Just got yelled at by a priest...again.
i just sat at a stop sign for 10 minutes waiting for it to turn green. i need to STOP SMOKING THIS SHIT.
I couldn't even finish, she was lounder and more annoying than DJ Khaled
Have you seen my high heels that I wore out?
You mean the one that you threw at the parked cop car or the one in the microwave?
I didn't think it was possible but there may actually be TOO MANY pictures of me tagged shotgunning.
found out that hot proper business chick in my class A) did a bar crawl last 2 night and still showed up to class and B) is 19 and C) so not as proper as I thought D) is single. How the fuck does that work? Freaking superwoman.
Just had to hide the fact that I'm not wearing underwear from my 7 year old niece.

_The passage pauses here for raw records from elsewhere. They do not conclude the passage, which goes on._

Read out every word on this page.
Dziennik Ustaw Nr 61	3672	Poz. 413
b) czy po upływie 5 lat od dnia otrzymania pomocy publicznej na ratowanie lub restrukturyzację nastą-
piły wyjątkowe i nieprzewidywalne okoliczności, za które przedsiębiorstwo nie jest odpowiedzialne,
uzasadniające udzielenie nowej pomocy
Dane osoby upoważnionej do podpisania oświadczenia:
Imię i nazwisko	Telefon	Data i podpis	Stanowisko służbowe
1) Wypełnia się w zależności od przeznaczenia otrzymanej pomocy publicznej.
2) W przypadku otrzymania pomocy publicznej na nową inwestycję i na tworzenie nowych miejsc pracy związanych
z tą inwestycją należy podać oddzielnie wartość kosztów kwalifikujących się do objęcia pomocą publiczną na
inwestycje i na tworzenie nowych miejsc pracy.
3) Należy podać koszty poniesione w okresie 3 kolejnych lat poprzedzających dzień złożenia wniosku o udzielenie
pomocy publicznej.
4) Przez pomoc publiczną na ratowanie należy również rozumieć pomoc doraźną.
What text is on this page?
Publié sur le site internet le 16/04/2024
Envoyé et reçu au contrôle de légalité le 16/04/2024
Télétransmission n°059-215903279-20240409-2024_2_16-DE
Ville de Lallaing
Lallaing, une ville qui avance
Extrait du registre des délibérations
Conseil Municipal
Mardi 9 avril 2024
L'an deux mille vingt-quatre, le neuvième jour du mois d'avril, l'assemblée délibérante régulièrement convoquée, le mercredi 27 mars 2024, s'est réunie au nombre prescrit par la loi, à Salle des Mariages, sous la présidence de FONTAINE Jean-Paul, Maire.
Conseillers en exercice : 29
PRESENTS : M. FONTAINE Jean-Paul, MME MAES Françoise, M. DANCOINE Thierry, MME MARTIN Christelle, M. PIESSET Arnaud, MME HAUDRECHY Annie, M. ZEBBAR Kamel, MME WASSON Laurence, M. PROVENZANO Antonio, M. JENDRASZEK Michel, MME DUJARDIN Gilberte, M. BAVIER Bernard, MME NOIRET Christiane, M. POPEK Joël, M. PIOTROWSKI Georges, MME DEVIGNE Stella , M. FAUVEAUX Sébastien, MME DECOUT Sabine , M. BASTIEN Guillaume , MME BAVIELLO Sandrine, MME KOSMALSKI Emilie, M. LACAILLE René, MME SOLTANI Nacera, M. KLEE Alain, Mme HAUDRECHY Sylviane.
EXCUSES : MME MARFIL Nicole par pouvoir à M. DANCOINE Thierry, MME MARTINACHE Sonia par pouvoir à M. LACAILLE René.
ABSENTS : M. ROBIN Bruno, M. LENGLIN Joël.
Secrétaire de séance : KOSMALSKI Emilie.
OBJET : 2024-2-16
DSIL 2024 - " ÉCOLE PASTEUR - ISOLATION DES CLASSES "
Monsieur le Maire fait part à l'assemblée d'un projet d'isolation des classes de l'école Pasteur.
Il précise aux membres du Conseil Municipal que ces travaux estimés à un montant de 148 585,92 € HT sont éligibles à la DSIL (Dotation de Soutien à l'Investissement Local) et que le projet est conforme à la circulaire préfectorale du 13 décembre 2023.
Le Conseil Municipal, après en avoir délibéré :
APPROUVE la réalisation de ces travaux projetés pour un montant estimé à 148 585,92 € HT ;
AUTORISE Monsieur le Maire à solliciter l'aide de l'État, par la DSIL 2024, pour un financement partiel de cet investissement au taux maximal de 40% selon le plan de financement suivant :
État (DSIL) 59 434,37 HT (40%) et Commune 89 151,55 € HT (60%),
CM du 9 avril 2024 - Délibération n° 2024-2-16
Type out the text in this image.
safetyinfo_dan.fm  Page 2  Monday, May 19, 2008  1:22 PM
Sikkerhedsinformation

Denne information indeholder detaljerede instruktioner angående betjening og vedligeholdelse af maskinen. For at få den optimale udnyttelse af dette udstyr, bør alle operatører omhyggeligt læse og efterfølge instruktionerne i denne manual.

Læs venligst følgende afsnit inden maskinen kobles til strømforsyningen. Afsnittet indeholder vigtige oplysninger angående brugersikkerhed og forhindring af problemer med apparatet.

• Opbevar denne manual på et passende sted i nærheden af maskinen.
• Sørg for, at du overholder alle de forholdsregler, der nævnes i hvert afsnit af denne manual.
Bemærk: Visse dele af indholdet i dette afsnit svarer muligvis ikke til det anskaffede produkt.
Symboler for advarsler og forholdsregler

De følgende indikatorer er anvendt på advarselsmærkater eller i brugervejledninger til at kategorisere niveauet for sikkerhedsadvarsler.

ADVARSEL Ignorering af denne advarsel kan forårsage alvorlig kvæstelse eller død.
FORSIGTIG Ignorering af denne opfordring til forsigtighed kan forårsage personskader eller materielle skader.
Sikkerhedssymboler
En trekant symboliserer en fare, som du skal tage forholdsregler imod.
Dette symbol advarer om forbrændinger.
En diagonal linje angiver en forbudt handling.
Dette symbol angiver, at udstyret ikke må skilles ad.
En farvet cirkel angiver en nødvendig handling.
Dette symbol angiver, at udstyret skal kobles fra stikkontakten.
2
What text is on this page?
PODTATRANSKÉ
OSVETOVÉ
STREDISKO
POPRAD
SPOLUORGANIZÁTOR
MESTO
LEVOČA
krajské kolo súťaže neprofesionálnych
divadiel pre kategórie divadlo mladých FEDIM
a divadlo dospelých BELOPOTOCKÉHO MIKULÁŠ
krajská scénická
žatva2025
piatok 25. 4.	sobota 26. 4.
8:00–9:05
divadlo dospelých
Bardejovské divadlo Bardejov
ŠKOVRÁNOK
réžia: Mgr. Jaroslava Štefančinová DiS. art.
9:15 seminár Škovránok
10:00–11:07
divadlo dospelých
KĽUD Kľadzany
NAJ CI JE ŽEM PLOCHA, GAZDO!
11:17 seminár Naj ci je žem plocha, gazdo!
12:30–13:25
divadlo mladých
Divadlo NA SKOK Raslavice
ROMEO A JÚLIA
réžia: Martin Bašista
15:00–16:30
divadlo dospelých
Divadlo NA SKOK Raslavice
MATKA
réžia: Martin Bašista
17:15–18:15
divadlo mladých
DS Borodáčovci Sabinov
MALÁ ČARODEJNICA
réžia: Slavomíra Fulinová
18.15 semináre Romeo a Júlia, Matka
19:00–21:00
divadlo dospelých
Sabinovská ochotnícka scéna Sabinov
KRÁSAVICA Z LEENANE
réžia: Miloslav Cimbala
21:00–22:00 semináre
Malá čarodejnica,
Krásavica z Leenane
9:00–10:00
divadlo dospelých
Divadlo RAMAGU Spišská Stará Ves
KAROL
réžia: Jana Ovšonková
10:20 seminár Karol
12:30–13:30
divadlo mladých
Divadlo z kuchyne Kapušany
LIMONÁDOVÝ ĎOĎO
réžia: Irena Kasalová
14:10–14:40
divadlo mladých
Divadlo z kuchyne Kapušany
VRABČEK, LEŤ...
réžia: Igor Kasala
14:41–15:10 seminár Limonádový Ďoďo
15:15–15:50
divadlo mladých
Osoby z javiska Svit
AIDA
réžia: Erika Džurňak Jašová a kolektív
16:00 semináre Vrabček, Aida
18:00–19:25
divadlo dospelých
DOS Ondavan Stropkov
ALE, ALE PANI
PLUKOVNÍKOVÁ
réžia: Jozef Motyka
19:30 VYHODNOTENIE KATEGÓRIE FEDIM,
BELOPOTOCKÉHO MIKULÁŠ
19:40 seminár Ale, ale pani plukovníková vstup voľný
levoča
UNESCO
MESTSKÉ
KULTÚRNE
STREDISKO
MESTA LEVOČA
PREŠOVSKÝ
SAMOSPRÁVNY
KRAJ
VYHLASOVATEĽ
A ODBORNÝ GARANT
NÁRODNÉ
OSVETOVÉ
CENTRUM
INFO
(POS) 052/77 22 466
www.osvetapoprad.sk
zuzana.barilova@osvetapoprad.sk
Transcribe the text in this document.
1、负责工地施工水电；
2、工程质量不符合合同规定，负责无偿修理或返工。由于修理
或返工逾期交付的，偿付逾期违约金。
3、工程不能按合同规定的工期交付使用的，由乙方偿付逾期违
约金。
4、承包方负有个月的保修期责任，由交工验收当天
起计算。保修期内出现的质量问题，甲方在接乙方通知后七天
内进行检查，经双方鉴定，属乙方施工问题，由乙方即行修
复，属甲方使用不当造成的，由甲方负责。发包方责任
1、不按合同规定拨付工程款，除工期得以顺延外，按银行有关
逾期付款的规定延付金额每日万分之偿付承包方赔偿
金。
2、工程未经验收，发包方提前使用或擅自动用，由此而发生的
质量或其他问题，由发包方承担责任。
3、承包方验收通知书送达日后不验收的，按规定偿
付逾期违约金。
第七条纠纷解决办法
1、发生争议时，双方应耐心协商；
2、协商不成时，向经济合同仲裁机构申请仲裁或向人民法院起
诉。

Then you shook your fists at the sky and explained to us that losing a sneeze is like losing an orgasm
Zak is like the Picasso of masterbatory texts
She proposed we share a dildo. Hopefully she was joking.
she's sitting there like the lesbian godfather. A cigarette in one hand and a titty in the other.
I think I ingested my vampire fangs last night.
I feel like we have a good system here turning our sketchy decisions into great stories.
Just walked outside my house; realized I wasn't wearing any pants after about 3 minutes or so.
Drunk, high, hungover?
...I wish I had an excuse.
Who's phone is in my pants and why did I wake up clutching a handle of vlad?